I realize now that my molar dream was a very apt metaphor for how I was feeling at the time—it was like the foundation of my life had crumbled away, and I was struggling to find a sense of control. (Not coincidentally, that’s what the dream analyst said that my weird tooth dream symbolized.) See, I moved into my new place with zero furniture or decor—seriously, I didn’t even have a bed. There was something both romantic and terrifying about this, but that’s like every experience for a Pisces, am I right? On the one hand, this is my first time living along and I got to start over from scratch and decorate my space however I wanted.
Without any furnishings, my apartment felt like a new beginning, a wealth of possibilities… but as I began to add essentials like a bed and a desk, it became Spartan and lonely. My budget was also limited, and I spent most of it on essentials like kitchenware and a mattress. It was uncharacteristically fiscally responsible of me. (Well, I also bought an amazing fluffy stool that serves no real purpose other than to make me happy. I’m not perfect.) Because there was nothing else to fill the space, my anxious energy seemed to run rampant. And that’s when I decided to really lean into woo woo decor to see if it could help.
Because there was nothing else to fill the space, my anxious energy seemed to run rampant. And that’s when I decided to really lean into woo woo decor to see if it could help.
Partially to improve the energy of my space, and partially because my anxiety/OCD mandates that I focus on something other than the thing I’m actually stressed about (AKA the breakup), I walked over to my local crystal shop to get some aura- and energy-cleansing essentials. This included: rose quartz, black tourmaline, citrine, palo santo, and a sage bundle. I felt silly, but I actually found that the act of putting the crystals out on my desk and burning the sage calmed me and gave me a sense of control.

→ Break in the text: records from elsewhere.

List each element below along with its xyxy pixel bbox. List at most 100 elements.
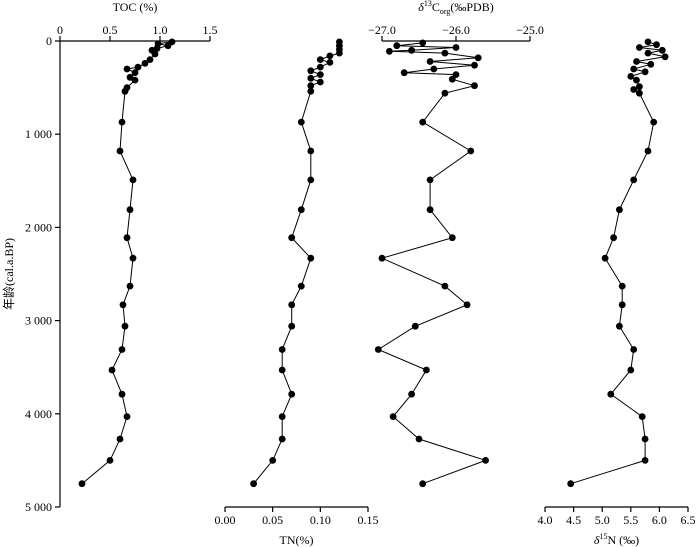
tn-data-point bbox=[307, 82, 315, 90]
panel-d13c: −27.0 −26.0 −25.0 δ13Corg(‰PDB) bbox=[368, 0, 544, 488]
d13c-data-point bbox=[408, 390, 415, 398]
d13c-data-point bbox=[374, 346, 382, 353]
d13c-data-point bbox=[448, 234, 456, 242]
tn-data-point bbox=[336, 49, 343, 57]
d15n-data-point bbox=[607, 390, 615, 398]
toc-data-point bbox=[146, 56, 154, 63]
d15n-title-delta: δ bbox=[594, 533, 600, 547]
d15n-data-point bbox=[658, 46, 666, 54]
d13c-data-point bbox=[482, 457, 489, 464]
d13c-data-point bbox=[441, 89, 449, 97]
toc-data-point bbox=[131, 69, 139, 77]
toc-data-point bbox=[108, 366, 116, 374]
tn-data-point bbox=[326, 59, 334, 66]
d15n-data-point bbox=[618, 301, 626, 309]
toc-data-point bbox=[116, 147, 124, 155]
toc-data-point bbox=[151, 50, 159, 58]
toc-data-point bbox=[126, 282, 134, 290]
tn-data-point bbox=[307, 254, 315, 262]
d13c-data-point bbox=[471, 82, 478, 90]
tn-data-point bbox=[307, 67, 315, 75]
d13c-data-point bbox=[419, 39, 427, 47]
d13c-title-tail: (‰PDB) bbox=[450, 0, 493, 14]
d13c-data-point bbox=[452, 44, 460, 51]
d13c-data-point bbox=[441, 282, 449, 290]
tn-data-point bbox=[288, 322, 296, 330]
d13c-data-point bbox=[452, 71, 460, 78]
proxy-panels: 0 0.5 1.0 1.5 TOC (%) 0.00 0.05 0.10 0.15 TN(%) −2… bbox=[57, 0, 696, 547]
d15n-data-point bbox=[630, 65, 638, 73]
d15n-data-point bbox=[650, 118, 658, 126]
toc-tick-label: 1.0 bbox=[153, 23, 168, 37]
d13c-title-main: C bbox=[432, 0, 440, 14]
age-tick-label: 5 000 bbox=[25, 500, 52, 514]
toc-tick-label: 1.5 bbox=[203, 23, 218, 37]
d15n-profile-line bbox=[570, 41, 666, 485]
d13c-data-point bbox=[471, 61, 478, 69]
d15n-data-point bbox=[616, 206, 623, 214]
tn-data-point bbox=[316, 63, 324, 71]
d13c-data-point bbox=[386, 47, 393, 55]
d13c-data-point bbox=[408, 46, 415, 54]
d15n-data-point bbox=[627, 73, 635, 80]
d13c-data-point bbox=[448, 75, 456, 83]
d13c-data-point bbox=[467, 147, 475, 155]
tn-tick-label: 0.00 bbox=[215, 513, 236, 527]
d15n-data-point bbox=[641, 457, 649, 464]
tn-data-point bbox=[316, 78, 324, 86]
tn-data-point bbox=[307, 147, 315, 155]
tn-data-point bbox=[278, 413, 286, 420]
d15n-tick-label: 5.0 bbox=[595, 513, 610, 527]
tn-data-point bbox=[250, 480, 257, 488]
toc-data-point bbox=[126, 73, 134, 81]
d15n-data-point bbox=[630, 176, 638, 184]
age-tick-label: 2 000 bbox=[25, 220, 52, 234]
d13c-data-point bbox=[415, 435, 423, 443]
d15n-axis-title: δ15N (‰) bbox=[594, 532, 639, 547]
age-tick-label: 0 bbox=[46, 34, 52, 48]
d15n-title-main: N bbox=[607, 533, 616, 547]
d15n-tick-label: 6.5 bbox=[681, 513, 696, 527]
tn-tick-label: 0.05 bbox=[262, 513, 283, 527]
d15n-data-point bbox=[627, 366, 635, 374]
toc-data-point bbox=[129, 176, 137, 184]
d13c-title-delta: δ bbox=[418, 0, 424, 14]
age-tick-label: 3 000 bbox=[25, 314, 52, 328]
d15n-data-point bbox=[636, 83, 643, 91]
d15n-data-point bbox=[618, 282, 626, 290]
tn-data-point bbox=[288, 234, 296, 242]
d13c-data-point bbox=[426, 58, 434, 65]
tn-data-point bbox=[326, 52, 334, 60]
d15n-data-point bbox=[633, 58, 640, 65]
tn-data-point bbox=[307, 74, 315, 82]
panel-toc: 0 0.5 1.0 1.5 TOC (%) bbox=[57, 0, 218, 488]
toc-tick-label: 0 bbox=[57, 23, 63, 37]
d13c-axis-title: δ13Corg(‰PDB) bbox=[418, 0, 493, 16]
toc-data-point bbox=[126, 206, 134, 214]
d13c-data-point bbox=[474, 54, 482, 62]
d13c-data-point bbox=[463, 301, 471, 309]
d15n-data-point bbox=[630, 346, 638, 353]
toc-tick-label: 0.5 bbox=[103, 23, 118, 37]
d15n-data-point bbox=[616, 322, 623, 330]
toc-data-point bbox=[131, 76, 139, 84]
d15n-data-point bbox=[636, 89, 643, 97]
d13c-data-point bbox=[423, 366, 430, 374]
tn-data-point bbox=[297, 206, 305, 214]
tn-data-point bbox=[316, 56, 324, 63]
d15n-title-tail: (‰) bbox=[616, 533, 639, 547]
d15n-data-point bbox=[633, 76, 640, 84]
tn-data-point bbox=[278, 346, 286, 353]
toc-data-point bbox=[123, 65, 131, 73]
tn-data-point bbox=[288, 301, 296, 309]
d13c-data-point bbox=[426, 176, 434, 184]
d15n-data-point bbox=[647, 60, 655, 68]
d15n-tick-label: 5.5 bbox=[623, 513, 638, 527]
toc-data-point bbox=[164, 42, 172, 50]
toc-data-point bbox=[106, 457, 114, 464]
toc-data-point bbox=[123, 234, 131, 242]
d13c-data-point bbox=[411, 322, 419, 330]
tn-data-point bbox=[316, 71, 324, 78]
age-tick-label: 1 000 bbox=[25, 127, 52, 141]
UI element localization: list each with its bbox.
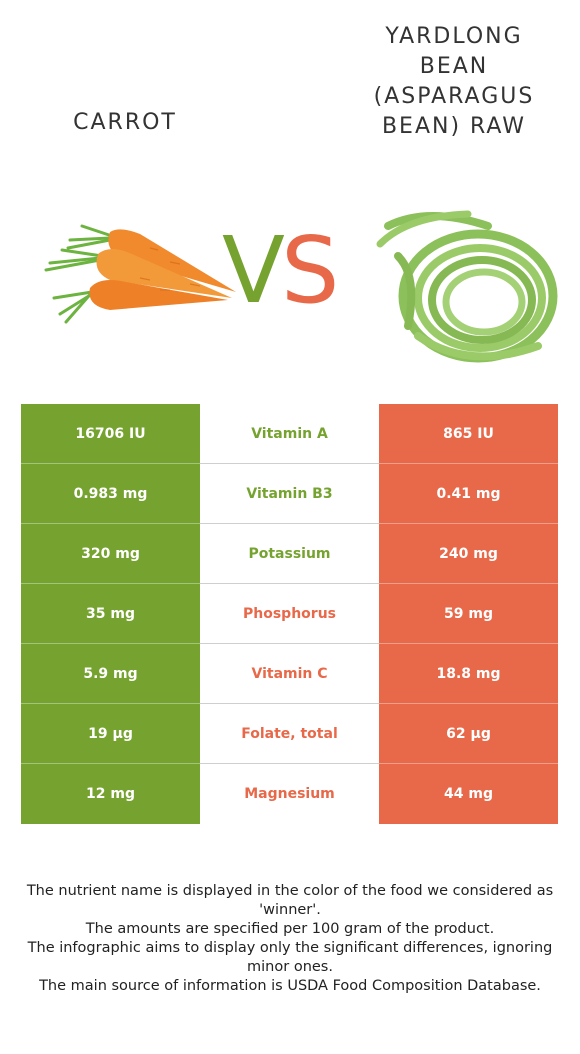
- footer-line: The nutrient name is displayed in the co…: [26, 883, 554, 918]
- nutrient-name: Potassium: [200, 524, 379, 584]
- nutrient-name: Vitamin C: [200, 644, 379, 704]
- nutrient-comparison-table: 16706 IU Vitamin A 865 IU 0.983 mg Vitam…: [21, 404, 558, 824]
- nutrient-name: Magnesium: [200, 764, 379, 824]
- yardlong-bean-image: [376, 210, 558, 363]
- right-food-title-line: BEAN) RAW: [381, 114, 527, 139]
- right-value: 865 IU: [379, 404, 558, 464]
- right-food-title-line: BEAN: [419, 54, 489, 79]
- table-row: 35 mg Phosphorus 59 mg: [21, 584, 558, 644]
- footer-line: The amounts are specified per 100 gram o…: [85, 921, 495, 937]
- table-row: 19 µg Folate, total 62 µg: [21, 704, 558, 764]
- left-value: 5.9 mg: [21, 644, 200, 704]
- table-row: 5.9 mg Vitamin C 18.8 mg: [21, 644, 558, 704]
- table-row: 320 mg Potassium 240 mg: [21, 524, 558, 584]
- left-value: 16706 IU: [21, 404, 200, 464]
- left-value: 0.983 mg: [21, 464, 200, 524]
- right-value: 44 mg: [379, 764, 558, 824]
- left-value: 12 mg: [21, 764, 200, 824]
- nutrient-name: Phosphorus: [200, 584, 379, 644]
- table-row: 12 mg Magnesium 44 mg: [21, 764, 558, 824]
- right-food-title: YARDLONG BEAN (ASPARAGUS BEAN) RAW: [364, 22, 544, 142]
- right-value: 0.41 mg: [379, 464, 558, 524]
- carrot-image: [44, 224, 236, 324]
- nutrient-name: Folate, total: [200, 704, 379, 764]
- footer-line: The main source of information is USDA F…: [39, 978, 541, 994]
- footer-notes: The nutrient name is displayed in the co…: [20, 882, 560, 996]
- right-value: 240 mg: [379, 524, 558, 584]
- right-value: 18.8 mg: [379, 644, 558, 704]
- left-value: 35 mg: [21, 584, 200, 644]
- left-value: 19 µg: [21, 704, 200, 764]
- nutrient-name: Vitamin A: [200, 404, 379, 464]
- right-food-title-line: (ASPARAGUS: [373, 84, 535, 109]
- vs-v: V: [222, 217, 285, 324]
- right-value: 62 µg: [379, 704, 558, 764]
- left-value: 320 mg: [21, 524, 200, 584]
- nutrient-name: Vitamin B3: [200, 464, 379, 524]
- table-row: 16706 IU Vitamin A 865 IU: [21, 404, 558, 464]
- right-value: 59 mg: [379, 584, 558, 644]
- vs-s: S: [280, 217, 339, 324]
- left-food-title: CARROT: [73, 110, 177, 135]
- right-food-title-line: YARDLONG: [385, 24, 523, 49]
- table-row: 0.983 mg Vitamin B3 0.41 mg: [21, 464, 558, 524]
- footer-line: The infographic aims to display only the…: [27, 940, 553, 975]
- vs-label: VS: [222, 225, 339, 317]
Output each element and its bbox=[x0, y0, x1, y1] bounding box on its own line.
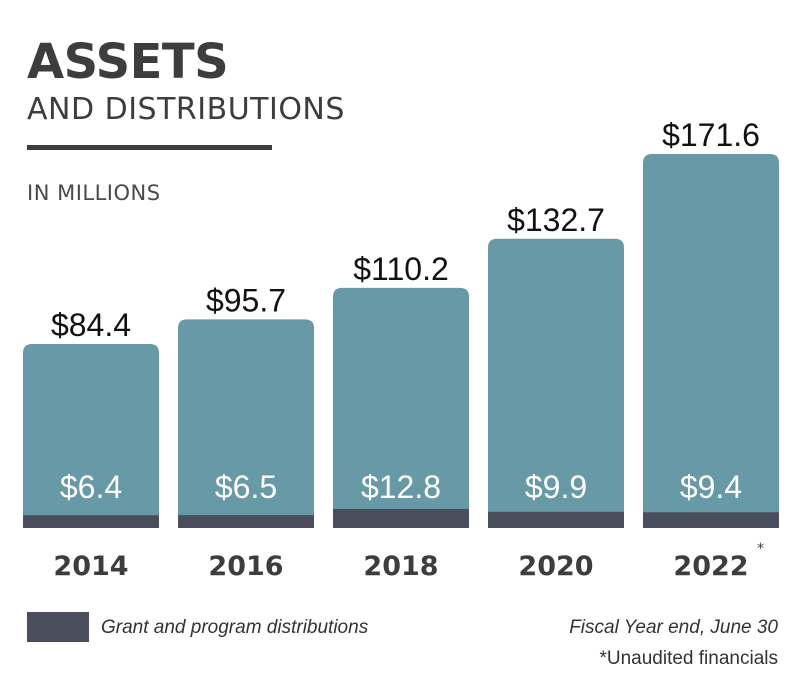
asset-bar-2016 bbox=[178, 319, 314, 528]
asset-value-label-2022: $171.6 bbox=[662, 117, 760, 153]
distribution-value-label-2018: $12.8 bbox=[361, 469, 441, 505]
asset-bar-2014 bbox=[23, 344, 159, 528]
distribution-bar-2020 bbox=[488, 511, 624, 528]
units-label: IN MILLIONS bbox=[27, 181, 161, 205]
year-label-2020: 2020 bbox=[518, 551, 593, 582]
legend-label: Grant and program distributions bbox=[101, 617, 369, 638]
asset-bar-2020 bbox=[488, 238, 624, 529]
distribution-value-label-2016: $6.5 bbox=[215, 469, 277, 505]
fiscal-year-note: Fiscal Year end, June 30 bbox=[569, 617, 778, 638]
asset-value-label-2014: $84.4 bbox=[51, 307, 131, 343]
asset-value-label-2016: $95.7 bbox=[206, 282, 286, 318]
title-divider bbox=[27, 145, 272, 150]
distribution-value-label-2020: $9.9 bbox=[525, 469, 587, 505]
year-label-2018: 2018 bbox=[363, 551, 438, 582]
distribution-value-label-2014: $6.4 bbox=[60, 469, 122, 505]
unaudited-note: *Unaudited financials bbox=[599, 648, 778, 669]
chart-subtitle: AND DISTRIBUTIONS bbox=[27, 92, 345, 127]
asset-value-label-2018: $110.2 bbox=[353, 251, 449, 287]
asset-bar-2018 bbox=[333, 287, 469, 528]
legend-swatch bbox=[27, 612, 89, 642]
year-footnote-marker-2022: * bbox=[757, 541, 764, 557]
distribution-value-label-2022: $9.4 bbox=[680, 469, 742, 505]
year-label-2014: 2014 bbox=[53, 551, 128, 582]
asset-bar-2022 bbox=[643, 154, 779, 528]
distribution-bar-2022 bbox=[643, 512, 779, 528]
distribution-bar-2018 bbox=[333, 508, 469, 528]
chart-title: ASSETS bbox=[27, 34, 229, 90]
year-label-2022: 2022 bbox=[673, 551, 748, 582]
distribution-bar-2016 bbox=[178, 515, 314, 528]
year-label-2016: 2016 bbox=[208, 551, 283, 582]
distribution-bar-2014 bbox=[23, 515, 159, 528]
asset-value-label-2020: $132.7 bbox=[507, 202, 605, 238]
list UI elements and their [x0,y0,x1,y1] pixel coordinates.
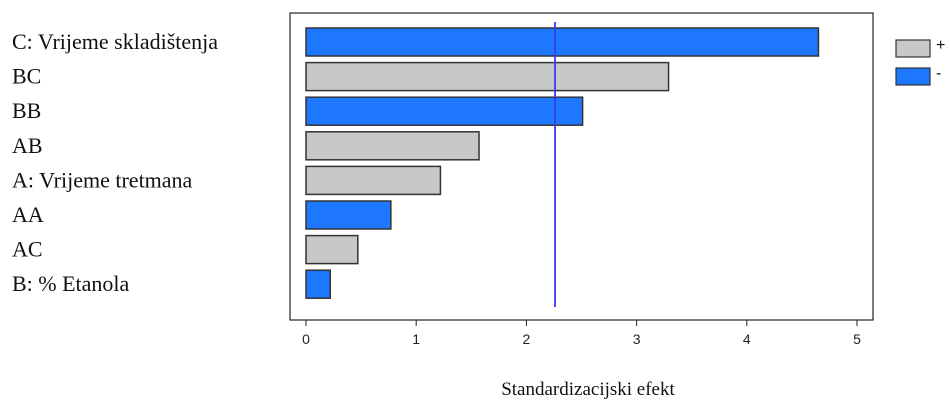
category-label: A: Vrijeme tretmana [12,167,193,192]
x-axis-title: Standardizacijski efekt [501,379,675,400]
bar [305,27,820,57]
x-tick-label: 0 [302,331,310,347]
bar [305,61,670,92]
category-label: AC [12,237,43,262]
bar [305,165,442,196]
bar [305,269,331,299]
bar [305,96,584,126]
x-axis-ticks: 0 1 2 3 4 5 [302,320,861,347]
legend-swatch [895,39,931,58]
bar [305,131,480,161]
category-label: B: % Etanola [12,271,130,296]
category-label: AA [12,202,44,227]
category-label: BC [12,64,41,89]
legend-label: - [936,65,941,82]
x-tick-label: 2 [523,331,531,347]
legend: +- [895,37,945,86]
x-tick-label: 1 [412,331,420,347]
category-label: BB [12,98,41,123]
category-label: C: Vrijeme skladištenja [12,29,218,54]
legend-swatch [895,67,931,86]
bar [305,200,392,230]
category-labels: C: Vrijeme skladištenja BC BB AB A: Vrijeme … [12,29,218,296]
x-tick-label: 3 [633,331,641,347]
legend-label: + [936,37,945,54]
bar [305,234,359,265]
bars [305,27,820,299]
x-tick-label: 5 [853,331,861,347]
category-label: AB [12,133,43,158]
x-tick-label: 4 [743,331,751,347]
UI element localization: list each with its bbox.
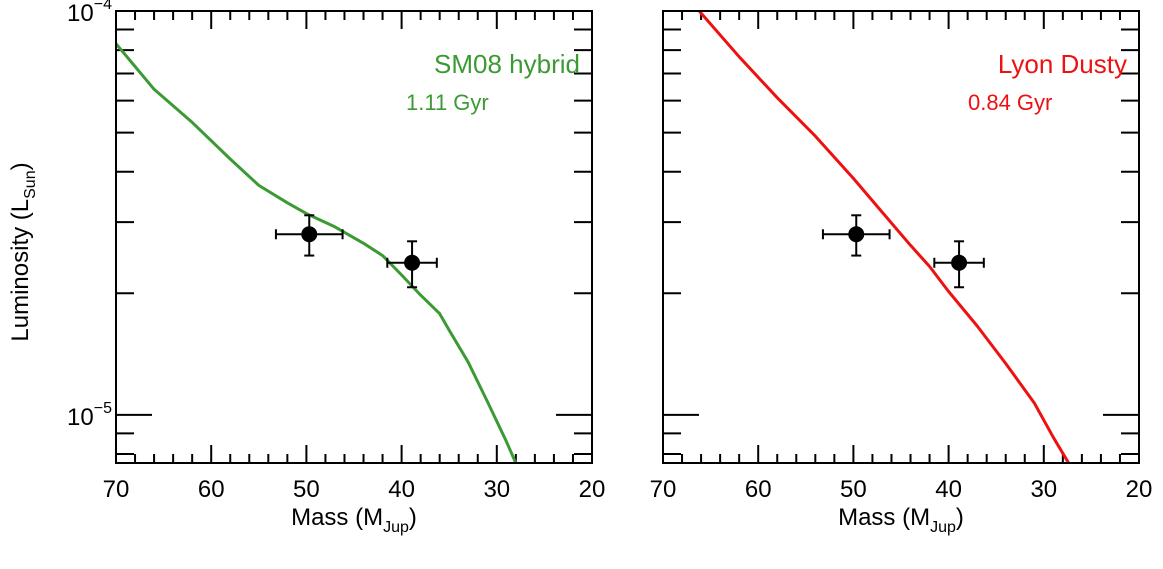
data-point (821, 214, 891, 257)
x-tick-label: 30 (483, 476, 510, 503)
data-point (933, 240, 985, 289)
model-age-label: 1.11 Gyr (406, 90, 489, 115)
x-tick-label: 60 (745, 476, 772, 503)
y-axis-label-subscript: Sun (22, 170, 39, 198)
model-curve (698, 10, 1070, 464)
data-point (386, 240, 438, 289)
x-tick-labels: 70 60 50 40 30 20 (650, 476, 1153, 503)
x-tick-label: 30 (1030, 476, 1057, 503)
model-curve (114, 42, 518, 464)
model-name-label: SM08 hybrid (434, 49, 580, 79)
x-tick-label: 70 (103, 476, 130, 503)
x-tick-label: 50 (293, 476, 320, 503)
model-name-label: Lyon Dusty (998, 49, 1127, 79)
x-tick-labels: 70 60 50 40 30 20 (103, 476, 606, 503)
x-tick-label: 20 (1126, 476, 1153, 503)
x-tick-label: 40 (935, 476, 962, 503)
y-tick-label: 10−5 (67, 400, 112, 431)
panel-sm08-hybrid: 70 60 50 40 30 20 10−5 10−4 SM08 hybrid 1.11 G… (67, 0, 605, 536)
plot-frame (662, 10, 1140, 464)
plot-frame (115, 10, 593, 464)
x-axis-label: Mass (MJup) (838, 504, 964, 536)
data-point (274, 214, 344, 257)
y-axis-label: Luminosity (LSun) (7, 162, 39, 341)
data-points (274, 214, 438, 289)
model-age-label: 0.84 Gyr (968, 90, 1052, 115)
model-curves (698, 10, 1070, 464)
x-tick-label: 70 (650, 476, 677, 503)
x-axis-label: Mass (MJup) (291, 504, 417, 536)
y-tick-labels: 10−5 10−4 (67, 0, 112, 431)
x-axis-label-subscript: Jup (383, 519, 409, 536)
data-points (821, 214, 985, 289)
x-tick-label: 50 (840, 476, 867, 503)
panel-lyon-dusty: 70 60 50 40 30 20 Lyon Dusty 0.84 Gyr Mass (M… (650, 10, 1153, 536)
x-axis-label-subscript: Jup (930, 519, 956, 536)
model-curves (114, 42, 518, 464)
x-tick-label: 20 (579, 476, 606, 503)
x-tick-label: 40 (388, 476, 415, 503)
x-tick-label: 60 (198, 476, 225, 503)
y-tick-label: 10−4 (67, 0, 112, 27)
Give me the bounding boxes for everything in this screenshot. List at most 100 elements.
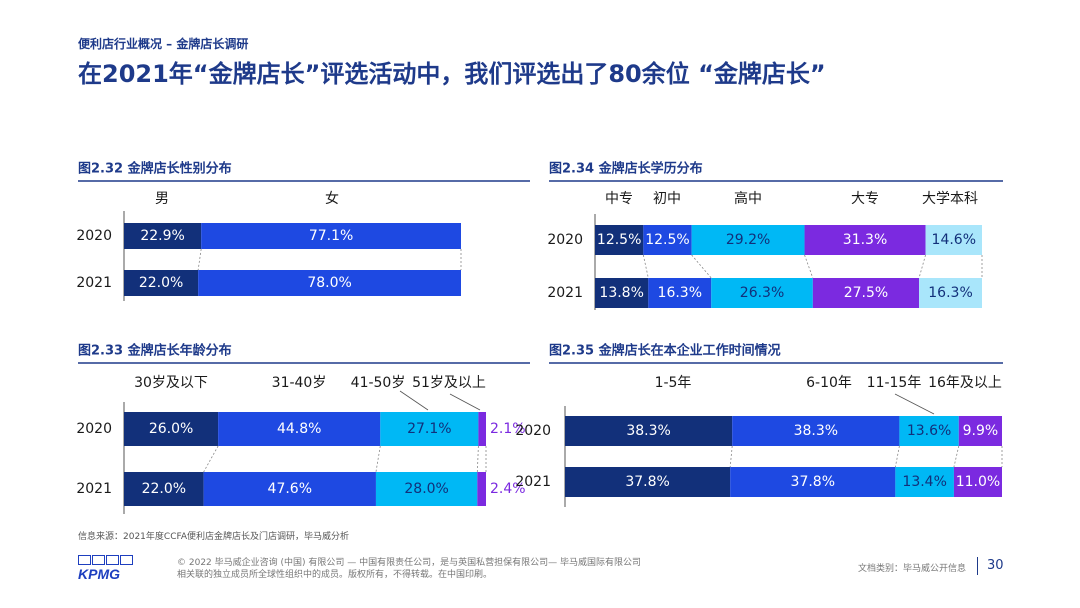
gender-year-label: 2020 (76, 228, 112, 244)
age-bar-segment (477, 472, 486, 506)
education-year-label: 2020 (547, 232, 583, 248)
age-connector (203, 445, 219, 473)
education-bar-segment (691, 225, 805, 255)
age-bar-segment (124, 412, 219, 446)
tenure-year-label: 2021 (515, 474, 551, 490)
tenure-segment-label: 11-15年 (867, 375, 922, 391)
education-segment-label: 大学本科 (922, 191, 978, 207)
education-bar-segment (711, 278, 813, 308)
education-bar-segment (804, 225, 926, 255)
gender-data-label: 77.1% (309, 228, 353, 244)
education-segment-label: 高中 (734, 190, 762, 207)
tenure-data-label: 11.0% (956, 474, 1000, 490)
education-chart-title: 图2.34 金牌店长学历分布 (549, 161, 703, 177)
education-connector (918, 254, 926, 279)
age-connector (476, 445, 479, 473)
gender-bar-segment (198, 270, 461, 296)
education-segment-label: 中专 (605, 191, 633, 207)
tenure-bar-segment (895, 467, 954, 497)
education-data-label: 16.3% (658, 285, 702, 301)
age-connector (375, 445, 381, 473)
age-year-label: 2021 (76, 481, 112, 497)
age-data-label: 47.6% (268, 481, 312, 497)
education-bar-segment (595, 225, 644, 255)
tenure-chart-title: 图2.35 金牌店长在本企业工作时间情况 (549, 343, 781, 359)
education-data-label: 31.3% (843, 232, 887, 248)
education-segment-label: 大专 (851, 191, 879, 207)
age-bar-segment (375, 472, 478, 506)
age-data-label: 44.8% (277, 421, 321, 437)
page-title: 在2021年“金牌店长”评选活动中，我们评选出了80余位 “金牌店长” (78, 60, 826, 88)
tenure-data-label: 9.9% (963, 423, 999, 439)
document-classification: 文档类别：毕马威公开信息 (858, 564, 967, 574)
tenure-year-label: 2020 (515, 423, 551, 439)
age-data-label: 27.1% (407, 421, 451, 437)
tenure-connector (729, 445, 733, 468)
education-bar-segment (812, 278, 920, 308)
age-segment-label: 31-40岁 (272, 375, 327, 391)
education-data-label: 12.5% (645, 232, 689, 248)
tenure-data-label: 38.3% (794, 423, 838, 439)
tenure-bar-segment (730, 467, 896, 497)
tenure-data-label: 37.8% (625, 474, 669, 490)
age-data-label: 26.0% (149, 421, 193, 437)
tenure-bar-segment (732, 416, 900, 446)
logo-text: KPMG (78, 566, 120, 582)
age-segment-label: 51岁及以上 (412, 375, 486, 391)
age-bar-segment (124, 472, 204, 506)
age-data-label: 28.0% (404, 481, 448, 497)
gender-segment-label: 女 (325, 190, 339, 207)
copyright: © 2022 毕马威企业咨询 (中国) 有限公司 — 中国有限责任公司，是与英国… (177, 557, 647, 581)
age-bar-segment (218, 412, 381, 446)
source-note: 信息来源：2021年度CCFA便利店金牌店长及门店调研，毕马威分析 (78, 532, 349, 542)
age-bar-segment (380, 412, 479, 446)
gender-connector (197, 248, 202, 271)
gender-chart-title: 图2.32 金牌店长性别分布 (78, 161, 232, 177)
age-bar-segment (478, 412, 486, 446)
education-data-label: 27.5% (844, 285, 888, 301)
education-bar-segment (925, 225, 982, 255)
tenure-connector (953, 445, 960, 468)
copyright-line-2: 相关联的独立成员所全球性组织中的成员。版权所有，不得转载。在中国印刷。 (177, 570, 493, 580)
tenure-segment-label: 6-10年 (806, 375, 852, 391)
tenure-data-label: 38.3% (626, 423, 670, 439)
education-data-label: 14.6% (932, 232, 976, 248)
age-data-label: 2.1% (490, 421, 526, 437)
tenure-bar-segment (565, 467, 731, 497)
age-segment-label: 41-50岁 (351, 375, 406, 391)
gender-year-label: 2021 (76, 275, 112, 291)
education-data-label: 13.8% (599, 285, 643, 301)
gender-bar-segment (124, 270, 199, 296)
age-chart-title: 图2.33 金牌店长年龄分布 (78, 343, 232, 359)
tenure-segment-label: 16年及以上 (928, 375, 1002, 391)
education-connector (691, 254, 712, 279)
tenure-leader-line (894, 393, 935, 415)
tenure-bar-segment (899, 416, 959, 446)
copyright-line-1: © 2022 毕马威企业咨询 (中国) 有限公司 — 中国有限责任公司，是与英国… (177, 558, 641, 568)
gender-data-label: 22.0% (139, 275, 183, 291)
gender-bar-segment (201, 223, 461, 249)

I wanted to create a real sensorial experience in my apartment (being self-aware enough to realize how obnoxious that sounds gives me a free pass, right?), so I invested in a Vitruvi essential oil diffuser. I have a variety of different blends that I diffuse when I need to focus, or fall asleep, or cover up the fact that I forgot to do my dishes the night before. (That last one, unfortunately, happens more frequently than I care to admit.)
The next logical step was, obviously, to cover every surface in my apartment with faux sheepskin and faux fur. You can’t woo woo without faux fur. Oh, and I also got a pour over coffee maker because it felt like something someone who lit incense and owned a collection of crystals would have. My decor says a perpetually calm Pilates instructor lives here, not a writer with bad anxiety.
My apartment is still a work-in-progress, but adding these few little touches has helped ease my loneliness. They create the energy I want in my home—so completely different from the place I shared with my ex, and so completely my own.
Next on my home decor list: one of these anxiety-quelling weighted blankets (lord knows I need all the help I can get in that department, as evidenced by this entire story).